PhotoVictoriade Julián/
Javier Errea (left) met with the group of research in palliative care ATLANTES through the ZOOM platform.

17 | 06 | 2021

"The listening and empathy of palliative professionals are better than a medicine". This was stated by Javier Errea, journalist and relative of a palliative care patient during a seminar organized by the project 'The phenomenon of gratitude in the field of palliative care'. of group of research in palliative care ATLANTES of the Institute for Culture and Society (ICS) of the University of Navarra. The event was also attended by Ana Larumbe, a professional from the service of Palliative Medicine Service of the Clínica Universidad de NavarraThe event was also attended by Ana Larumbe, a professional from the Palliative Medicine Service of the University of Navarra, and served to share the palliative care experience of patients' relatives, such as Errea, and professionals from this area, Larumbe.

Errea's father died in March 2020 due to amyloidosis. He had been ill for five years when he took a turn for the worse in 2019 and was admitted to the emergency room. "We were told there was no solution," the journalist recalled. His father was given two months to live but lived eight months as a patient in the Palliative Care Unit of the Hospital San Juan de Dios. He emotionally recounted the experience of those "eight wonderful months", in which they had "a very rich time to say goodbye calmly, with an incredible joy, despite the pain".

Carlos Centeno, researcher main group ATLANTES, asked Errea if he saw a connection between the serenity of his father's last months and the work of the palliative care professionals. He affirmed this and stressed that his father was "at ease" when the professionals from San Juan de Dios came to his house because he knew he was "in good hands". Of the work palliative care professionals, he highlighted their listening and empathy.

Larumbe corroborated Errea's impression and explained that palliative medicine professionals make an effort to "listen a lot and be very observant", in order to establish a relationship of trust with the patient and their family and to be able to attend to them in the best possible way staff. The journalist concluded that the confidence inspired by the team at San Juan de Dios had to do with their "exquisite medical care" and that "they don't hide, they don't pretend that nothing is wrong, they look at what has no solution".

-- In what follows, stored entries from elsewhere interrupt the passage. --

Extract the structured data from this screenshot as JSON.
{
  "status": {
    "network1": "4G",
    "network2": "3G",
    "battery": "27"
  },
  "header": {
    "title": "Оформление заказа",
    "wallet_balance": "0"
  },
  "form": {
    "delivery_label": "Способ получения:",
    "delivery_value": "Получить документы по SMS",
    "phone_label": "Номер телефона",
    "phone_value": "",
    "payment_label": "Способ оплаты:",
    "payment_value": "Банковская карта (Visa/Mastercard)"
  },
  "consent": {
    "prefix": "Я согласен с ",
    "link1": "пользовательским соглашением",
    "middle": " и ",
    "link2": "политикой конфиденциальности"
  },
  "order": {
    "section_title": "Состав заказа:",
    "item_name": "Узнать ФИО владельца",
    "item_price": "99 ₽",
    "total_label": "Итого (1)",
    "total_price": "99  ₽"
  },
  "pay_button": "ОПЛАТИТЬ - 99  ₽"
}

Finally, Larumbe reflected on the expressions of gratitude from patients and families. She recounted that one patient gave her "a bracelet in a little box". Perplexed that a patient at status at the end of life would have taken the time to buy her a gift, she found it hard to accept. In the end, she realised that palliative care professionals "must learn to receive thanks" because families need to be grateful, as "it is a way of closing the cycle".